Foi Amantes Constantes, de Philippe Garrel, primeiro
longa-metragem do veterano e decisivo diretor francês
a ser lançado no Brasil. Ao longo desse semestre, pelo
fluxo de informações e objetos que caracteriza
nossa era, nos deparamos com a possibilidade de conhecer uma
significativa parte de sua carreira, e o fizemos. Deslumbre
completo em desbravar um universo riquíssimo, pessoal,
de uma intensidade tão forte e original, e infelizmente
tão pouco desbravado fora de seu país de origem
(onde Garrel não ocupa mais do que a voga de um diretor
underground, como um Bressane daqui). Mas, no fundo, isso
guarda em si até um pouco de justiça poética.
Sseus filmes estão longe da lógica do espalhafato,
são peças doces, frágeis, quebradiças
se manuseadas de forma rude, obras intransigentes e definitivamente
voltadas para um campo de afetos aparentemente familiar, mas
profundamente diferente da maior parte do cinema que se faz,
ontem ou hoje.
Há, também, outra paixão, que é
observar as modificações tecnológicas,
históricas e de gosto e perceber como isso influi na
forma como vemos os filmes de hoje, como os filmes constróem
significações, a partir de que pressupostos
trabalham, qual o imaginário, a relação
que se desenvolve com o espectador, em que medida algo muda,
em que medida algo permanece. Nas discussões internas
mas também em algumas críticas publicadas nos
últimos meses, o estatuto da imagem nos filmes de ação
era colocado em evidência, o começo de uma modificação
de percepção que vale a pena acompanhar para
entender. Deixamos então a observação
pontual de lado e decidimos, no momento em que alguns dos
filmes chegam às telas Homem-Aranha 3,
Piratas do Caribe 3 , dar uma atenção
mais detida às intrigas artísticas e técnicas
de significação do cinema de ação
contemporâneo.
A edição se completa com uma reflexão
acerca de alguns filmes vistos em festivais nacionais e, naturalmente,
com nossa tradicional seção de DVD, que nesse
número traz como principal destaque uma mini-pauta
dedicada a Michelangelo Antonioni. Garrel e cinema de ação,
filmes brasileiros de festival e Antonioni. Para uma tradição
sisuda e ultrapassada, temas impossíveis de estar juntos
numa revista séria (assim como cineasta "de gênero"

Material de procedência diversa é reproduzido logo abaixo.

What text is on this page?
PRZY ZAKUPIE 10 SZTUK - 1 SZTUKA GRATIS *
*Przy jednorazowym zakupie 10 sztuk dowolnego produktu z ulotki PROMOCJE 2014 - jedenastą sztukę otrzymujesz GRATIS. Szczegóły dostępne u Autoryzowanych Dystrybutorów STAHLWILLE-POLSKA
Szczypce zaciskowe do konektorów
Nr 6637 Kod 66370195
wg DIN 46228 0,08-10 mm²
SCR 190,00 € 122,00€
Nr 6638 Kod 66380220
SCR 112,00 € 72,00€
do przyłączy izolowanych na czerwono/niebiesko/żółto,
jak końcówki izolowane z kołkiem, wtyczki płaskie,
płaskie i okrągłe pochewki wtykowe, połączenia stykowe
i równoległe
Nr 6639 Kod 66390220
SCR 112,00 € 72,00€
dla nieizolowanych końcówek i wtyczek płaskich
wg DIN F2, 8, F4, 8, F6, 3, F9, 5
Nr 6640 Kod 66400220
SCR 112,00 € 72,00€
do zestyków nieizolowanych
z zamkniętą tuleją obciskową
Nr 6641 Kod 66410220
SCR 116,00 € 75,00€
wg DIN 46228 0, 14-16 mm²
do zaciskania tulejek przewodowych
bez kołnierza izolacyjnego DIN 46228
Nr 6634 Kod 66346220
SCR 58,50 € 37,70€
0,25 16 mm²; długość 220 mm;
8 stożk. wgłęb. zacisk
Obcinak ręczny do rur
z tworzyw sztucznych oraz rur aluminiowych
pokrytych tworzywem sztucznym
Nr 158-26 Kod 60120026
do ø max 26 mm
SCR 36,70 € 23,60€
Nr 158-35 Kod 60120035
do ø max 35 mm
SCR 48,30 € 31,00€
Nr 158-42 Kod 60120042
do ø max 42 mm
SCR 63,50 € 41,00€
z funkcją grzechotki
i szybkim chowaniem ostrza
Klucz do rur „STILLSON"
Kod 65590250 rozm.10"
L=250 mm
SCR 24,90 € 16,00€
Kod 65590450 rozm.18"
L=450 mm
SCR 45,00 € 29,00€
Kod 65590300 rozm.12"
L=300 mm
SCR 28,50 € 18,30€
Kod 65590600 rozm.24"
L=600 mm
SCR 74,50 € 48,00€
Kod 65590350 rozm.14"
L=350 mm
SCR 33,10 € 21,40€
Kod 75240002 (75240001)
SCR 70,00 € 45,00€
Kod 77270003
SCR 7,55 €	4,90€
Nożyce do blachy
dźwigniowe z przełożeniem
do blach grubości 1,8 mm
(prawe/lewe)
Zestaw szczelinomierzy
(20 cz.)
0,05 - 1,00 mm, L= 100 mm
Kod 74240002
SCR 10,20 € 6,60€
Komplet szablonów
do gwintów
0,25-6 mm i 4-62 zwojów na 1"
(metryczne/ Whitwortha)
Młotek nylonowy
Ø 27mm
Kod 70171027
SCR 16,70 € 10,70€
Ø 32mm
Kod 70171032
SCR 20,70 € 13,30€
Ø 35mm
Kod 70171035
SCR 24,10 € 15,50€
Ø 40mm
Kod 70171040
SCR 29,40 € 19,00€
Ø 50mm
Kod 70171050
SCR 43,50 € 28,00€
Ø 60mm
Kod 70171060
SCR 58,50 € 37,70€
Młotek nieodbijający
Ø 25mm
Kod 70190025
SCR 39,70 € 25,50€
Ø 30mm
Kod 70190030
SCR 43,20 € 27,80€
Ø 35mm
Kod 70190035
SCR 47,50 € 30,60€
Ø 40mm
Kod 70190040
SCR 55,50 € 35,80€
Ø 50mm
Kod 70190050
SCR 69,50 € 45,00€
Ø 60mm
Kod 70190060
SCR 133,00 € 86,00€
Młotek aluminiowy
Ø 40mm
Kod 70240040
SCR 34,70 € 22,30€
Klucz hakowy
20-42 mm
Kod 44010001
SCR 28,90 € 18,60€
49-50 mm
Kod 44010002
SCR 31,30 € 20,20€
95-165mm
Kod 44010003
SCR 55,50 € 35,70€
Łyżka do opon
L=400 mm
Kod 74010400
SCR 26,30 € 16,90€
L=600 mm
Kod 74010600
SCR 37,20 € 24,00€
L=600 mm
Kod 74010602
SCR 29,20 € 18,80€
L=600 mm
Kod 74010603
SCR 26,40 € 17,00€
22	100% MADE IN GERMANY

como John Carpenter jamais poderiam ser considerados seriamente).
Nós, ao contrário, acreditamos que arte não
é um terreno estanque e bem reconhecível, mas
que, ao contrário, está disseminado por todos
os terrenos de uma área de atividade como o cinema
e, que, por vezes, arrisca passar despercebido graças
a alguns gostos e hábitos adquiridos que, como hábitos,
nunca tem muito de aventuroso ou artístico. Howard
Hawks foi um desses cineastas que sempre filmou a vida como
aventura. Vamos então vivê-la como uma, e fazer
de nossa relação com os filmes algo semelhante.